¿Cómo conectar con nuestros clientes?

Iba a empezar este post hablando del cliente ultraconectado, pero no es decir nada nuevo. 

Los consumidores tienen cada vez un acceso más fácil a más y mejor información, son más exigentes y más proclives a compartir su experiencia de relación con las marcas en cualquiera de los canales en los que pueden generar y difundir contenido (blogs, redes sociales…).

Las fronteras entre canales se diluyen, vivimos experiencias físicas y digitales al mismo tiempo. Nuestro cliente espera que le reconozcamos, que sepamos quién es y qué quiere en cada entorno, que nuestra relación con ellos no esté condicionada por el canal en el que se produce, si no por sus intereses, comportamientos y actitudes. Y sólo se fija en aquello que destaca sobre el ruido general, lo que sobresale o llama la atención sobre el resto.

Este escenario plantea numerosos retos desde la óptica de la gestión de marca y de las estrategias de marketing.

Desde la visión del marketing, la tendencia de trabajo para cumplir con las expectativas de este cliente está clara: extraer datos, analizarlos hasta el detalle para tener una radiografía detallada de cómo es, qué busca, qué espera y qué desea en cada momento, y ofrecérselo a través de campañas derivadas de estrategias de marketing cross channel.

Este proceso que he resumido en dos líneas de texto es la madre del cordero del marketing actual y el quebradero de cabeza de la mayoría de las empresas que se plantean acciones de marketing que construyan significados e identidades únicas independientemente del canal, interactuando con el cliente de forma coherente y coordinada. Es decir, lograr que el usuario no sea consciente de los canales de venta o de relación con la marca, y que la experiencia sea unívoca. Esta especie de Pangea o Nirvana marketiniano ha sido bautizada como Marketing Omni-channel.

La clave de todas estas estrategias está en el conocimiento del cliente. No en vano, entender de marcas no es más (¡ni menos!) que entender de personas. El propio consumidor es una fuente vital (aunque no única) de información a través del análisis de los datos que él mismo nos facilita en sus diferentes interacciones y en la que el móvil juega un papel fundamental, puesto que nos proporciona información valiosísima: localización + dispositivo + contexto + comportamiento = usuario.

Y es que hablamos mucho de Big Data, pero pocas empresas saben qué hacer con la ingente cantidad de datos que recogen cada día. El gran y mayor problema es la fragmentación en el almacenamiento de los mismos, derivada de estructuras empresariales compartimentadas. Diferentes departamentos, diferentes funciones, y diferentes bases de datos para dar respuestas a un cliente único.

En una encuesta realizada por Experian, sólo el 57,6% de las empresas contaba con una base de datos única, un repositorio desde el que gestionaba sus contactos. El resto (más del 40%) plantea sus estrategias de marketing a partir de diferentes tipos de bases de datos, lo cual hace muy difícil o imposible la operativa y efectividad de las mismas.

Fuente: Panorama de tendencias del marketing en Europa. Experian Marketing Services

¿Y cómo afrontamos estos cambios desde el punto de vista del branding estratégico?

Para empezar es necesario plantear la marca como un ser vivo, mutante. Esto requiere que tenga cierta flexibilidad y cintura. Algo que Branzai resume muy bien en su post de Consistencia vs. Relevancia.

Cuando ser consistente es ser predecible, hay que buscar la fórmula para despegarse del pelotón, saber cómo expresar nuestro significado en cada uno de los canales y puntos de contacto con nuestro cliente sin resultar aburridos. 

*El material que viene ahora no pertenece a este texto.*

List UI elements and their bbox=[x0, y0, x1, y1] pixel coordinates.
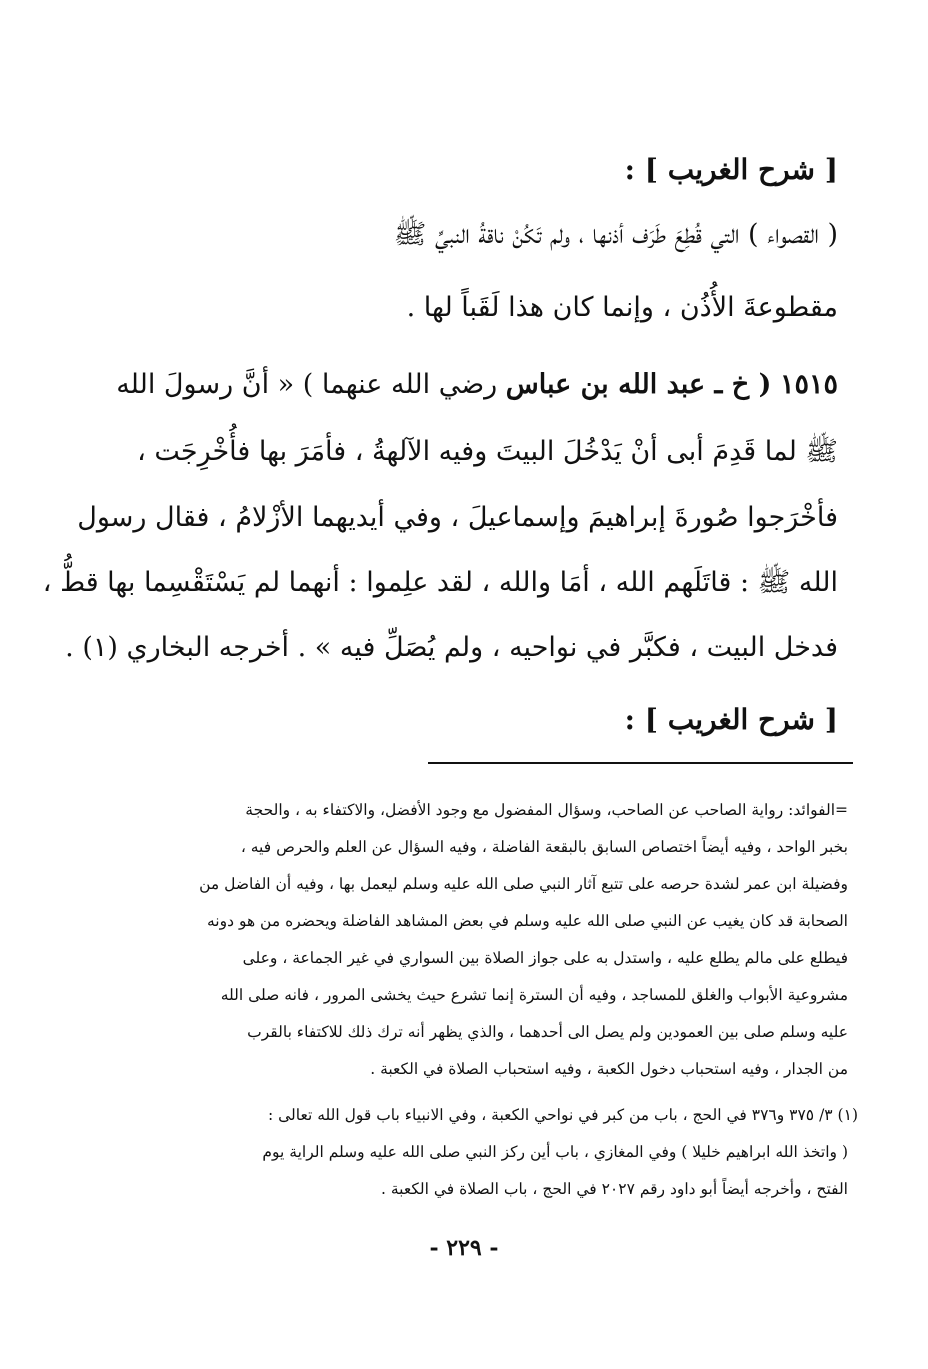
hadith-opening-line bbox=[100, 365, 838, 405]
gloss-line: ( القصواء ) التي قُطِعَ طَرَف أذنها ، ولم تَكُنْ ناقةُ النبيِّ ﷺ bbox=[393, 219, 838, 250]
hadith-narrator: ( خ ـ عبد الله بن عباس bbox=[505, 369, 772, 400]
footnote-line: بخبر الواحد ، وفيه أيضاً اختصاص السابق بالبقعة الفاضلة ، وفيه السؤال عن العلم والحرص فيه ، bbox=[240, 838, 848, 856]
footnote-separator bbox=[428, 762, 853, 764]
footnote-1-line: ( واتخذ الله ابراهيم خليلا ) وفي المغازي ، باب أين ركز النبي صلى الله عليه وسلم الراية يوم bbox=[262, 1143, 848, 1161]
footnote-line: الصحابة قد كان يغيب عن النبي صلى الله عليه وسلم في بعض المشاهد الفاضلة ويحضره من هو دونه bbox=[207, 912, 848, 930]
hadith-line-rest: رضي الله عنهما ) « أنَّ رسولَ الله bbox=[116, 369, 498, 400]
footnote-line: فيطلع على مالم يطلع عليه ، واستدل به على جواز الصلاة بين السواري في غير الجماعة ، وعلى bbox=[242, 949, 848, 967]
gloss-line: مقطوعةَ الأُذُن ، وإنما كان هذا لَقَباً لها . bbox=[406, 292, 838, 323]
footnote-line: وفضيلة ابن عمر لشدة حرصه على تتبع آثار النبي صلى الله عليه وسلم ليعمل بها ، وفيه أن الفاضل من bbox=[199, 875, 848, 893]
footnote-line: من الجدار ، وفيه استحباب دخول الكعبة ، وفيه استحباب الصلاة في الكعبة . bbox=[370, 1060, 848, 1078]
hadith-line: الله ﷺ : قاتَلَهم الله ، أمَا والله ، لقد علِموا : أنهما لم يَسْتَقْسِما بها قطُّ ، bbox=[42, 567, 838, 598]
footnote-1-line: (١) ٣/ ٣٧٥ و٣٧٦ في الحج ، باب من كبر في نواحي الكعبة ، وفي الانبياء باب قول الله تعالى : bbox=[267, 1106, 858, 1124]
section-heading-gharib-2: [ شرح الغريب ] : bbox=[624, 703, 838, 736]
hadith-line: فدخل البيت ، فكبَّر في نواحيه ، ولم يُصَلِّ فيه » . أخرجه البخاري (١) . bbox=[65, 632, 838, 663]
footnote-line: مشروعية الأبواب والغلق للمساجد ، وفيه أن السترة إنما تشرع حيث يخشى المرور ، فانه صلى الله bbox=[220, 986, 848, 1004]
hadith-line: فأخْرَجوا صُورةَ إبراهيمَ وإسماعيلَ ، وفي أيديهما الأزْلامُ ، فقال رسول bbox=[77, 502, 838, 533]
section-heading-gharib-1: [ شرح الغريب ] : bbox=[624, 153, 838, 186]
page-number: - ٢٢٩ - bbox=[429, 1235, 499, 1261]
hadith-number: ١٥١٥ bbox=[779, 369, 838, 400]
footnote-line: عليه وسلم صلى بين العمودين ولم يصل الى أحدهما ، والذي يظهر أنه ترك ذلك للاكتفاء بالقرب bbox=[247, 1023, 848, 1041]
hadith-line: ﷺ لما قَدِمَ أبى أنْ يَدْخُلَ البيتَ وفيه الآلهةُ ، فأمَرَ بها فأُخْرِجَت ، bbox=[137, 436, 838, 467]
footnote-line: =الفوائد: رواية الصاحب عن الصاحب، وسؤال المفضول مع وجود الأفضل، والاكتفاء به ، والحجة bbox=[245, 801, 848, 819]
footnote-1-line: الفتح ، وأخرجه أيضاً أبو داود رقم ٢٠٢٧ في الحج ، باب الصلاة في الكعبة . bbox=[381, 1180, 848, 1198]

La clave, como casi en todo en esta vida, está en la coherencia.Las marcas que quieran sobrevivir a este salto conceptual deben ofrecer experiencias 360º teniendo en cuenta que su consumidor puede que no se haya movido del sofá en ese tiempo. Deben ser capaces de ofrecer experiencias totales uniendo todos los puntos de contacto con el cliente: ver el último producto en oferta en su e-commerce, saber qué opinan otros usuarios de ella, ver un vídeo demostrativo o encontrar contenido relevante asociado al mismo que pueda serles de utilidad para compartirlo.

Finalmente, pensar que quién nos escucha al otro lado tiene rostro, ideales, aspiraciones, tensiones, miedos, etc., y que para conectar con nuestros clientes y establecer relaciones duraderas debemos plantear nuestras estrategias desde y para las personas. Creatividad, emoción, una pizca de psicología y, siempre, honestidad.